Ich hab hier auch grad so nen Kandidaten in Sachen Hundebegegnungen - allerdings in der U10-Varianten: unter 10 Kilo. Bei dem hilft es unheimlich gut, auf größere Entfernung stehenzubleiben, ihn anzusprechen - dann kommt er inzwischen, nach wenigen Wochen hier, schon zu mir, stellt sich neben/hinter mich. Wenn ich merke, er wird aufgeregter, nehm ich ihn auf den Arm, und rede freundlich und extrem entspannt mit ihm. Das hilft ihm wahnsinnig: inzwischen dürfen Hunde, die uns entgegenkommen, netterweise am Leben bleiben, wenn ich mit ihm aufm Arm unterwegs bin, ohne daß er rumkläfft, kreischt und springt. Das wird so mit Deinem nicht so ganz klappen, wegen der Größe. Aber Du kannst ausweichen, ihn hinter Dich nehmen, auf die Seite gehen, weg vom Fremdhund gehen, umdrehen - was auch immer. Wichtig: der Hund muß merken, Du hast sein Problem erkannt und tust was dagegen, verschaffst ihm möglichst viel Abstand. Damit ER es nimmer tun muß, indem er rumpöbelt. Wird nicht immer klappen - aber doch immer öfter wenn er mal gemerkt hat, Du hast kapiert, daß er Begegnungen scheiße findet, und versuchst, zu helfen. Weil er sich dann auf Dich verlassen kann: Du wirst das schon managen.....
Labbi/Schäfer-Mix ist halt auch ne saublöde Mischung: das labitypische "ich will zu jedem hin", dem der Schutz- und Wachtrieb des Schäfers gegenübersteht, der das Gegenüber lieber fressen würde. Kann gut sein, daß der Hund da schlichtweg auch grundsätzlich nen Massiven Konflikt mit sich selbst in solchen Begegnungen hat, weil da zwei Seelen in einer Brust schlummern.....

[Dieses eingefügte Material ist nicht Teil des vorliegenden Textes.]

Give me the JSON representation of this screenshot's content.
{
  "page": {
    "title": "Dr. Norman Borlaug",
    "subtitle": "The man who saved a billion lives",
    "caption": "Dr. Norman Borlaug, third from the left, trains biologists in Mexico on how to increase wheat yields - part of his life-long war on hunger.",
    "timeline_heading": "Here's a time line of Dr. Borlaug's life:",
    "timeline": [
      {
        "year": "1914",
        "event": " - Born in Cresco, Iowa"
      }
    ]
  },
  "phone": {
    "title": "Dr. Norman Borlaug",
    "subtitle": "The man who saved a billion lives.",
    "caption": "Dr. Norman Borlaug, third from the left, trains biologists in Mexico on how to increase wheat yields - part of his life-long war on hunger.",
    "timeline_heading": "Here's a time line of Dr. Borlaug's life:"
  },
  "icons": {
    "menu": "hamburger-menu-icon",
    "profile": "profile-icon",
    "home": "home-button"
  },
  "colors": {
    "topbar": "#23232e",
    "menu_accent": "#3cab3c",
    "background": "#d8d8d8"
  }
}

PS: Aufreiten hat nicht unbedingt was mit übersteigerter Sexualität zu tun, das kann auch einfach ein Zeichen für massiven Streß sein der sich in Aufreiten Luft zu verschaffen sucht. Nachdem das aber nciht die Ursachen für den Streß ist, sondern nur die Auswirkung, bringt die Kastra dann halt auch nix..... Weil der Streß ja trotzdem da ist und sich in dem Aufreitverhalten nur Ausdruck verschafft hat.